WSET Level3:記述問題対策⑥(ブレンド)
今回は、記述問題のうち「ブレンド」に関する、頻出問題の解き方と対策方法をまとめます。ブレンド問題は、出題頻度が非常に高く、出題範囲が限定的なので、ぜひ得点源にしたい問題です。
以降、代表的な問題と、その対策方法をまとめていきます。
「ブレンド」に関する記述問題の出題パターン
例題1:ブレンドの効果
解答例
グルナッシュ種は、 色が淡く、タンニンが少なく、凝縮した赤系果実とスパイシーな風味がある。
シラー種は、色素とタンニンをワインに加える。
ムールヴェードル種は、黒系果実の風味をワインに加える。熟成により、猟鳥類や肉の風味が得られることもある。
サンソー種は、赤系果実の風味を補う。
解説
例題1は、南ローヌのブレンドに関する問題でした。
まずは、中心になっているグルナッシュについて描写します。描写すべきポイントは、後に挙げる補助品種とのコントラストが出る部分です。ポイントを絞らずに書くと、減点こそされませんが大幅に時間を失います。今回は、南ローヌの最大の補助品種であるシラーとのコントラストで、「色素とタンニン」に関する描写、ムールヴェードル種との対比で「風味」に関する描写を行いました。

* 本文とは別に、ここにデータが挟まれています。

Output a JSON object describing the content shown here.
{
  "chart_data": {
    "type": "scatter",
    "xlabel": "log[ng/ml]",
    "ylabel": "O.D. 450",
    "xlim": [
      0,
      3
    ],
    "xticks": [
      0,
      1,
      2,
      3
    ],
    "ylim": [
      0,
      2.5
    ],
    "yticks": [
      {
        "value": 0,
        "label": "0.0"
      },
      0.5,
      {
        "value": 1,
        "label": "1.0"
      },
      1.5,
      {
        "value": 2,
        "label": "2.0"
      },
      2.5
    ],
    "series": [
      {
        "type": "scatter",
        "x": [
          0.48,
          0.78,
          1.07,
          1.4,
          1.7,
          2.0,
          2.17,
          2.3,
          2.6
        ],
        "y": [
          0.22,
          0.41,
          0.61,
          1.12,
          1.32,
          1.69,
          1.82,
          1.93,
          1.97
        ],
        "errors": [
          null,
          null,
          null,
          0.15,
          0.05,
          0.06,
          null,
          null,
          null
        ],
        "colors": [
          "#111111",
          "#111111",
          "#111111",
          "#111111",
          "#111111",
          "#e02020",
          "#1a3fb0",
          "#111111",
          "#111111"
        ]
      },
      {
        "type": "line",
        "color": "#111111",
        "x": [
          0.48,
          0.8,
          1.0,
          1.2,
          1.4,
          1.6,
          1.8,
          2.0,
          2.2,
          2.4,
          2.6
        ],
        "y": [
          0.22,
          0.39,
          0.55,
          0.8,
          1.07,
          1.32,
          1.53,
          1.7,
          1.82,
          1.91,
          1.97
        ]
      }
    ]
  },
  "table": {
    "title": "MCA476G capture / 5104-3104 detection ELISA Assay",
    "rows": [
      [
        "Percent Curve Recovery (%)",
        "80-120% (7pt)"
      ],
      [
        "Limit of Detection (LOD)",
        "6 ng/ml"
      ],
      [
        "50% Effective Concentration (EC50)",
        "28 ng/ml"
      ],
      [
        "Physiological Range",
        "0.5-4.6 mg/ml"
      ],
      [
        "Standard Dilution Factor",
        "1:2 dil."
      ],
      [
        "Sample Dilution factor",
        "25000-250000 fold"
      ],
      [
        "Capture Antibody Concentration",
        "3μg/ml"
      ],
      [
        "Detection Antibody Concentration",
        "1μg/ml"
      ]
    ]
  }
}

以降は、補助品種の「名前」とブレンドで得られる「効果」を書いていきます。今回の解答例は、テキストの南ローヌの記載そのままです。これで満点に達する可能性は高いのですが、点数が足りなそうであれば、ブドウ品種の章から拾えることを加えても良いです。例えば、シラー種は間違いなく黒系果実の風味を補うので、解答に加えても点数になるでしょう。
少し邪道ですが、補助品種から解答を始めるのもかなりオススメです。前述の通り、主品種の描写の際に、補助品種から得られる効果を意識する必要がありました。そこで、補助品種から得られる効果を先に書き、コントラストとなる部分を見極めてから主品種の描写を行う方法を取ると効率が良いのです。(この場合、解答欄の上の方を空けておきましょう)
例題2:ブレンドの目的
解答例
グルナッシュ種は、凝縮した赤系果実とスパイシーな風味を持つが、色が淡く、タンニンが少ない品種である。シラー種などをブレンドすることで、不足している色素とタンニンを補うことで、ワインのバランスを向上させることができるから
ムールヴェードル種をブレンドすることで、黒系果実の風味や、熟成による猟鳥類や肉の風味を加え、ワインの複雑性を向上させる事ができるから
品種や年ごとの豊作・不作による影響をブレンドを行うことで緩和し、ブランドとして目指すスタイルを実現することができるから
醸造は樽ごとに行うため、樽ごとに仕上がるワインに差異が生じることがある。異なる樽同士をブレンドすることで、ブランドとしての一貫性を保つことができるから
解説
例題1と同じ地域ですが、今度は目的を問われています。例題1のように、品種ごとのブレンドの効果を部分的に書いてはいますが、聞かれているのはあくまで目的です。
WSET的なブレンドの目的は、解答例の中でも太字で強調した以下の4つです。(7章:ワイン醸造と熟成に記載があります)
ワインのバランスを向上させることができるから
ワインの複雑性を向上させる事ができるから
ブランドとして目指すスタイルを実現することができるから
ブランドとしての一貫性を保つことができるから
1,2はイメージしやすいと思います。解答例のように品種と絡めて書くと得点になりやすいでしょう。
3,4は構えていないとなかなか書けないと思います。産地の事情や品種と絡めて書くものでもないので、試験直前に、3,4は決まり文句として反射で書けるように復習しておきましょう。
「ブレンド」に関する記述問題の対策方法
ブレンドに関する問題は、特定の生産地域に関連付けて出題されることが多いのですが、出題される産地は限定的です。
以下で、練習すべき生産地域を記載します。上の2つの例題の産地を入れ替えた問題を自分で作って解いてみましょう。
練習すべき生産地域
練習すべき生産地域は以下の通りです。
()内の産地は優先度が下がります。
ボルドー
ソーテルヌ
ローヌ川流域北部 [シラーとヴィオニエのブレンド効果のみ]
ローヌ川流域南部
(南フランス)
ジャンパーニュ
リオハ
(プリオラート)
オーストラリア
補足
上記例題は、テキスト記載の例題と、スクール講師の模範解答をベースにしています。
過去の試験問題や採点基準は公表されていません。採点はロンドンの本部で行われ、講師にも明確な基準は開示されていません。よって、上の解答で満点が取れるかを保証することは出来ません。
筆者は、一応Distinctionで合格しているので、解答例はそれなりに正しく、対策リストも妥当なものになっていると思います。